Donderdag 30 maart
Het prestigieuze 'Marinarium' van Santa Ana nabij Los Angeles was nog indrukwekkender dan Marijn zich had voorgesteld. Voor hem stond een reusachtig complex van glas, staal en beton. Het lag voor een deel op het land en voor de rest in zee, en omvatte de grootste aquaria ter wereld. Enorme zwembaden van acrylglas waarin de gevaarlijkste waterdieren van de aardbol rondzwommen. Lange, doorzichtige tunnels waarlangs het publiek onder de beesten door kon wandelen. Kunstmatige koraalriffen waar de bezoekers met snorkeluitrusting mochten duiken om kleinere, tropische waterdieren van dichtbij te bekijken. Aan de kant van de zee, afgesloten met hoge, stevige netten, een lagune waarin de grootste waterdieren zaten. Drie machtige pijlers die daar met hun voet tot tien meter onder water reikten. Beneden op de bodem bevonden zich glazen rotonden waarin honderden mensen tegelijkertijd elke beweging van kolossale dieren konden volgen.
Dit allemaal en nog veel meer stond in een brochure beschreven met superlatieven en prachtige kleurenfoto's. In het busstation van Los Angeles had Marijn die op de kop getikt. De tekst 'Bezoek het Marinarium, een unieke verzameling monsters uit de diepten der zeeën' was hem meteen opgevallen.
Nu hij voor het gigantische complex stond, kwam het geheel hem over als iets sombers en dreigends. Wat een verschil met de lieflijke werkelijkheid die hij op zijn eiland gewend was.

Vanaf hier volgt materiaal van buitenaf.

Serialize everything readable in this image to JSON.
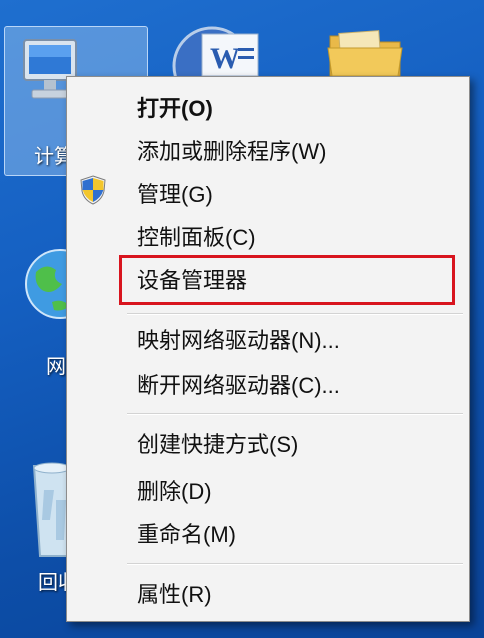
{
  "desktop": {
    "icons": [
      {
        "name": "computer",
        "label": "计算机"
      },
      {
        "name": "network",
        "label": "网络"
      },
      {
        "name": "recycle-bin",
        "label": "回收站"
      }
    ]
  },
  "context_menu": {
    "items": [
      {
        "label": "打开(O)",
        "default": true
      },
      {
        "label": "添加或删除程序(W)"
      },
      {
        "label": "管理(G)",
        "icon": "uac-shield-icon"
      },
      {
        "label": "控制面板(C)"
      },
      {
        "label": "设备管理器",
        "highlighted": true
      },
      {
        "label": "映射网络驱动器(N)..."
      },
      {
        "label": "断开网络驱动器(C)..."
      },
      {
        "label": "创建快捷方式(S)"
      },
      {
        "label": "删除(D)"
      },
      {
        "label": "重命名(M)"
      },
      {
        "label": "属性(R)"
      }
    ],
    "highlight_color": "#d8141e"
  }
}
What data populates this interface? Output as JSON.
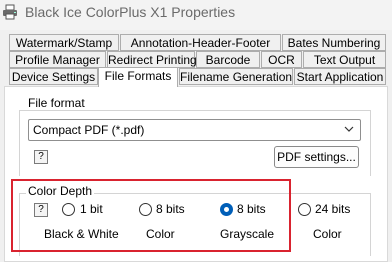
{
  "window": {
    "title": "Black Ice ColorPlus X1 Properties",
    "icon": "printer-icon"
  },
  "tabs_row1": [
    {
      "label": "Watermark/Stamp"
    },
    {
      "label": "Annotation-Header-Footer"
    },
    {
      "label": "Bates Numbering"
    }
  ],
  "tabs_row2": [
    {
      "label": "Profile Manager"
    },
    {
      "label": "Redirect Printing"
    },
    {
      "label": "Barcode"
    },
    {
      "label": "OCR"
    },
    {
      "label": "Text Output"
    }
  ],
  "tabs_row3": [
    {
      "label": "Device Settings"
    },
    {
      "label": "File Formats",
      "active": true
    },
    {
      "label": "Filename Generation"
    },
    {
      "label": "Start Application"
    }
  ],
  "file_format": {
    "legend": "File format",
    "selected": "Compact PDF (*.pdf)",
    "help_label": "?",
    "settings_button": "PDF settings..."
  },
  "color_depth": {
    "legend": "Color Depth",
    "help_label": "?",
    "options": [
      {
        "label": "1 bit",
        "sublabel": "Black & White",
        "checked": false
      },
      {
        "label": "8 bits",
        "sublabel": "Color",
        "checked": false
      },
      {
        "label": "8 bits",
        "sublabel": "Grayscale",
        "checked": true
      },
      {
        "label": "24 bits",
        "sublabel": "Color",
        "checked": false
      }
    ]
  },
  "colors": {
    "highlight": "#d9232f",
    "radio_checked": "#005fb8"
  }
}
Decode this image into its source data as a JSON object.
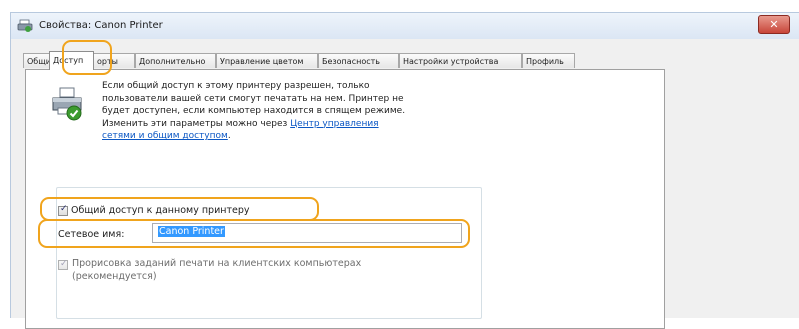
{
  "window": {
    "title": "Свойства: Canon Printer",
    "close_glyph": "✕"
  },
  "tabs": [
    {
      "label": "Общи"
    },
    {
      "label": "Доступ",
      "active": true
    },
    {
      "label": "орты"
    },
    {
      "label": "Дополнительно"
    },
    {
      "label": "Управление цветом"
    },
    {
      "label": "Безопасность"
    },
    {
      "label": "Настройки устройства"
    },
    {
      "label": "Профиль"
    }
  ],
  "sharing": {
    "description_lines": [
      "Если общий доступ к этому принтеру разрешен, только",
      "пользователи вашей сети смогут печатать на нем. Принтер не",
      "будет доступен, если компьютер находится в спящем режиме.",
      "Изменить эти параметры можно через"
    ],
    "link_part1": "Центр управления",
    "link_part2": "сетями и общим доступом",
    "link_suffix": ".",
    "share_checkbox_label": "Общий доступ к данному принтеру",
    "share_checked": true,
    "network_name_label": "Сетевое имя:",
    "network_name_value": "Canon Printer",
    "render_jobs_label": "Прорисовка заданий печати на клиентских компьютерах",
    "render_jobs_sublabel": "(рекомендуется)",
    "render_jobs_checked": true,
    "render_jobs_enabled": false
  },
  "colors": {
    "highlight": "#f0a41d",
    "link": "#0b57c4",
    "selection": "#3399ff"
  },
  "icons": {
    "title": "printer-icon",
    "close": "close-icon",
    "printer": "shared-printer-icon",
    "check": "checkmark-icon"
  }
}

Een kleine week geleden had hij samen met Talitha Long Island verlaten. Dat gebeurde aan boord van het Haïtiaanse schip dat Jean-Baptiste kwam ophalen. Met de weinige middelen die ze hadden, was het de enige manier om op tijd weg te komen. Met grote tegenzin had Mama Loeka Talitha laten meegaan.
Het kleine vrachtschip dat New Orleans als bestemming had, deed de overtocht in drie dagen. Zoals verwacht leverde de toegang tot de Verenigde Staten geen problemen op. Marijn bezat een geldig paspoort en Talitha de Amerikaanse nationaliteit. Het traject van Louisiana naar Californië legden ze af in een goedkope Greyhound bus. Een tocht van meer dan twee dagen bijna non-stop doorrijden.
Nu stonden ze eindelijk bij de ingang van het 'Marinarium'. Hier hoopten ze Derby en de roze dolfijn terug te vinden. Hoe ze hen zouden bevrijden, dat wist Marijn nog niet. Het enige wat door zijn hoofd bleef spoken, was de dreigende taal van Mama Loeka en het besef dat het de volgende dag al nieuwe maan was. De 'Maan van de Dood', zoals de oude vrouw haar had genoemd.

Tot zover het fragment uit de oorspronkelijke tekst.